Tuesday, October 14, 2014

Diabetes Management Experiment I

One of the key tenets of Adaptive Management is to "learn while doing", or using management actions to reduce uncertainties. In the management of Type 2 diabetes the real key is figuring out how your body responds to different meals. Meals are management actions, and the uncertainties are how one's body responds to each meal.

I just did one of these experiments. I've been trying to figure out why my A1c levels are representing an average blood glucose level higher than I measure before eating (pre-prandial). There are two possibilities. First, I know I have high blood glucose in the morning, which could be the "Dawn Phenomenon". The other possibility is that I experience high blood glucose levels after eating, a "post-prandial spike". The typical recommendation is to measure post-prandial blood glucose 2 hours after starting a meal. My post-prandial values then are typically pretty good, < 120 mg/dl.

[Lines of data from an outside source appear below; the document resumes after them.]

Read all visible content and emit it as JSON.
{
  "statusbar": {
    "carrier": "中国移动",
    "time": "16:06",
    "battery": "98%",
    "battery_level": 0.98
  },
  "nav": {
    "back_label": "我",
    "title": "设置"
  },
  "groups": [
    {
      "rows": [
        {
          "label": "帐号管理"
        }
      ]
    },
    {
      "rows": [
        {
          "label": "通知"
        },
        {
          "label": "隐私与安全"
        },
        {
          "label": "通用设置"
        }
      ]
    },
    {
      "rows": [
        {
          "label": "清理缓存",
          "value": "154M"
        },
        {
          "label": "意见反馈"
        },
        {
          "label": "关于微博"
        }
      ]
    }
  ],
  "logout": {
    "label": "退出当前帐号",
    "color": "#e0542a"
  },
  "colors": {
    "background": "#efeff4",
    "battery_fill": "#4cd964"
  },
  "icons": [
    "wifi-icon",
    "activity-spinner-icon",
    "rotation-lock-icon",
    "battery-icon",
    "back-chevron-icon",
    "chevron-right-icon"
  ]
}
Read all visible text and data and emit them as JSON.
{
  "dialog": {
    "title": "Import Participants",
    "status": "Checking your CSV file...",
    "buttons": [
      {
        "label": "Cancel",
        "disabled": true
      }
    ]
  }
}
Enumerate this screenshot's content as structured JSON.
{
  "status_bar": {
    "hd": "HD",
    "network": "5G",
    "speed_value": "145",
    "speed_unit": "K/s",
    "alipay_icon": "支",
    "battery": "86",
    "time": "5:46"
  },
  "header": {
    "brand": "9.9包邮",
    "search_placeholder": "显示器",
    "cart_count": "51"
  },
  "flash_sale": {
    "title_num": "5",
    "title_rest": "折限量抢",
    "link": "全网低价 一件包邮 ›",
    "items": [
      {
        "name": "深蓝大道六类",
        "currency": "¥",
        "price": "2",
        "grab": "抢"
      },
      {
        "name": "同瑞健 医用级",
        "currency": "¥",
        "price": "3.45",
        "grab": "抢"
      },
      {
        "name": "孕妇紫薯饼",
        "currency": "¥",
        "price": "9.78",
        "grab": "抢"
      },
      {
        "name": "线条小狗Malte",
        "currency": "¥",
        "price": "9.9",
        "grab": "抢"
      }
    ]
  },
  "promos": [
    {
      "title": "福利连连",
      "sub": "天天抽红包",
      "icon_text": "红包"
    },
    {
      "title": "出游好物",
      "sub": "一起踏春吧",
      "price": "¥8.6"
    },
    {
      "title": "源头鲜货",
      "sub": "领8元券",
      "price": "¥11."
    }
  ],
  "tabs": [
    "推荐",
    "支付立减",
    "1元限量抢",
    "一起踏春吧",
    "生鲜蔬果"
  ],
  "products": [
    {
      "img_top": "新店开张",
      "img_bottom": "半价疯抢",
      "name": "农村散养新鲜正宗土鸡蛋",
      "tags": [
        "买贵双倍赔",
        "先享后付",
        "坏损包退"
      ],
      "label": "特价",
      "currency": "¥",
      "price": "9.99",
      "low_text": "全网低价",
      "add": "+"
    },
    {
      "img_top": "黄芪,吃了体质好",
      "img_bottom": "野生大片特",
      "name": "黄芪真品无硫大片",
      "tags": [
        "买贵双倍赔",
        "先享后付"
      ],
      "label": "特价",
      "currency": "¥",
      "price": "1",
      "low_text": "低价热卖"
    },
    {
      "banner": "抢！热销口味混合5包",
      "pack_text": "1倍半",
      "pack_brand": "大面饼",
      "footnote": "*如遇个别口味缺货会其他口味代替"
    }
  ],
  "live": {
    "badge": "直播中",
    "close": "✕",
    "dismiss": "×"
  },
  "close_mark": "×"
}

So today I measured at 30, 60, and 90 minutes as well. The results are not good:

Minutes   BG
0              83
30            106
60            120
90            150
120          110

Check that out! A rise of more than 60 mg/dl! Now, if I'd eaten something loaded with carbohydrate... but no: stir fried vegies (cabbage, onions, carrots and green pepper. Not many carrots and green pepper either) along with 4 Lightlife Tofu dogs, and a couple tablespoons of Mayonnaise.

Now comes the difficulty with Adaptive Management. N=1. Even attempting to repeat the experiment I'll never replicate the conditions I had today exactly. However, the hypothesis that stirfried veg + tofu dogs isn't spiking my blood sugar just dropped in probability.